- Film poster
- Original title: Quando as Luzes das Marquises se Apagam
- Directed by: Renato Brandão
- Written by: Renato Brandão
- Produced by: Amanda Ferreira Renato Brandão
- Cinematography: Pedro Watanabe Raoni Maddalena Simon Vialas
- Edited by: Bruna Carvalho Almeida Renato Brandão
- Release date: April 17, 2018 (It's All True);
- Running time: 86 minutes
- Country: Brazil
- Language: Portuguese

= When the Marquee's Lights Go Out =

Brazilian documentary film

When the Marquee's Lights Go Out (Quando as Luzes das Marquises se Apagam) is a 2018 Brazilian documentary film by Renato Brandão. The film tells the story of the traditional movie theaters in an area called Cinelândia Paulistana (Note: The name Cinelandia, literally "Cinema land", was inspired by a homonymous area in Rio de Janeiro.), in the Downtown São Paulo.

The film premiered at the 2018 It's All True – International Documentary Film Festival.

==Plot==
Based on testimonials from former regular cinema goers (including the writer Ignácio de Loyola Brandão) and extensive archival footage, the documentary presents the story of the movie theaters located between the São João and Ipiranga avenues, in downtown São Paulo.

Known as Cinelândia Paulistana, this area held the largest concentration of cinemas in the city, including the Art-Palácio, the Metro, the Ipiranga, the Marabá, the Comodoro Cinerama, and reached its peak heyday in the 1950s and 1960s.

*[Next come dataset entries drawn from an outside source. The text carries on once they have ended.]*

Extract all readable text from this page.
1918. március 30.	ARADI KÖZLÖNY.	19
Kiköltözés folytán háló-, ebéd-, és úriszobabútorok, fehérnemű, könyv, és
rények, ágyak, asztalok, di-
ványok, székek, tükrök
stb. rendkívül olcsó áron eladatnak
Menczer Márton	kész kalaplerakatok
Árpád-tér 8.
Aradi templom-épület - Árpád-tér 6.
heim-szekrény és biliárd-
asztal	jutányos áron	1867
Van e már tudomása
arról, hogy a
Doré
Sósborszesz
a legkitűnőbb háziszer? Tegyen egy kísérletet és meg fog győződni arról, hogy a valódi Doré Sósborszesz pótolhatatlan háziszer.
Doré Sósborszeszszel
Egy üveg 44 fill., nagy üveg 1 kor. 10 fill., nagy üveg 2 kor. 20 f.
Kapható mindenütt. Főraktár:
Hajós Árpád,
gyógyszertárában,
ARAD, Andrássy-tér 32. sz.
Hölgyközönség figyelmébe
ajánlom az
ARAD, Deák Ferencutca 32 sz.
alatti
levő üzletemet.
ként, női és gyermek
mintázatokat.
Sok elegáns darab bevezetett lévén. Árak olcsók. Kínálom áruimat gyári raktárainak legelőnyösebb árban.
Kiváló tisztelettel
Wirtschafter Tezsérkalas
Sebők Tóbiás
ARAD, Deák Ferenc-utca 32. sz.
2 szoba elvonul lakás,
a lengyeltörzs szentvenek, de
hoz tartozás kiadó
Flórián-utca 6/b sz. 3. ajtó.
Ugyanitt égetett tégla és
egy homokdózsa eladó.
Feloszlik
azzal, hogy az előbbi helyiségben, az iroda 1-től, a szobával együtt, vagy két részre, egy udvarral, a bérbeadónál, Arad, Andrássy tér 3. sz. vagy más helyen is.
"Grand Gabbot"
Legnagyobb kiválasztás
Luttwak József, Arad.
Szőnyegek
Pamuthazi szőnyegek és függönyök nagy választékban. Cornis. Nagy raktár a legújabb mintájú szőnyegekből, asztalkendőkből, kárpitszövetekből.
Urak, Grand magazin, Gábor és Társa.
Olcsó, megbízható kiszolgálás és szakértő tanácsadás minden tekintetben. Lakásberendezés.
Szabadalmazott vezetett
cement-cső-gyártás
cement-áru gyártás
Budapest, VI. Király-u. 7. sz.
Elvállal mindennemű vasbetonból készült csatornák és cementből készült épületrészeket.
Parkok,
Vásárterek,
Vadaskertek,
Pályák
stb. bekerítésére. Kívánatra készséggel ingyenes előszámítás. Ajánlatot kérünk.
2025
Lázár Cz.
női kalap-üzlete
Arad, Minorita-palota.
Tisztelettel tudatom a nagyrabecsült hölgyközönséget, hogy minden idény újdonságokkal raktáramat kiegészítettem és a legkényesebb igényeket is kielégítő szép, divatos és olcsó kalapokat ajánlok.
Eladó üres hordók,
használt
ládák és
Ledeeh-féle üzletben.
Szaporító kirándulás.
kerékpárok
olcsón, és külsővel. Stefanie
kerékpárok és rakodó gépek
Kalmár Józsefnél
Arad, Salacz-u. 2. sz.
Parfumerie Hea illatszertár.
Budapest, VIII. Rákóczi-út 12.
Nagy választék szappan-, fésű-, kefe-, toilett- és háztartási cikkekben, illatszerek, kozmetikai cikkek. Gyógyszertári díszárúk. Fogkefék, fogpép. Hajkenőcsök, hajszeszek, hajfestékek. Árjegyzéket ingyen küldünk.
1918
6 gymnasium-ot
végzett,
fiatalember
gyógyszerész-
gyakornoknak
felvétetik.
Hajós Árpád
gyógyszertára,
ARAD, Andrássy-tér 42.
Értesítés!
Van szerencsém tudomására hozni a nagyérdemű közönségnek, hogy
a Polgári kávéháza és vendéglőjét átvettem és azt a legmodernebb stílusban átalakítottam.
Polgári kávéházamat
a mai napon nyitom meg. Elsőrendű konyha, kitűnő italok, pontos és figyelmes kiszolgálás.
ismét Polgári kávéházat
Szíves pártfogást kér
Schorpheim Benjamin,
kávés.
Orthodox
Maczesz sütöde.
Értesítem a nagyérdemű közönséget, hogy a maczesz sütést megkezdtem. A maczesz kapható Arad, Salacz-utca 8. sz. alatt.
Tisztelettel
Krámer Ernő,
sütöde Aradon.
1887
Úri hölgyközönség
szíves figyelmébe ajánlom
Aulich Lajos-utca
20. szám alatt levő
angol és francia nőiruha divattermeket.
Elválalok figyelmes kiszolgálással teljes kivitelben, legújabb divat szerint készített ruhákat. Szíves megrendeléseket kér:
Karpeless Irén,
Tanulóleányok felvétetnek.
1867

The urban decay of the city center in the 1970s and the emergence of the multiple-screen theaters often located in shopping malls and the home viewing on VHS in the 1980s reduced much of the allure of Cinelandia Paulistana, which saw the closing of its several famous cinemas, while its fewer remaining theaters specializes in showing adult pornographic movies.

==Release==
The film was included in the Official Selection at the 23rd It's All True – International Documentary Film Festival and had its premiere on April 17, 2018.

In 2020, it was screened again at the It's All True Film Festival for a special event.

Also that year, it was screened online at the Arquivo Em Cartaz - International archive film festival.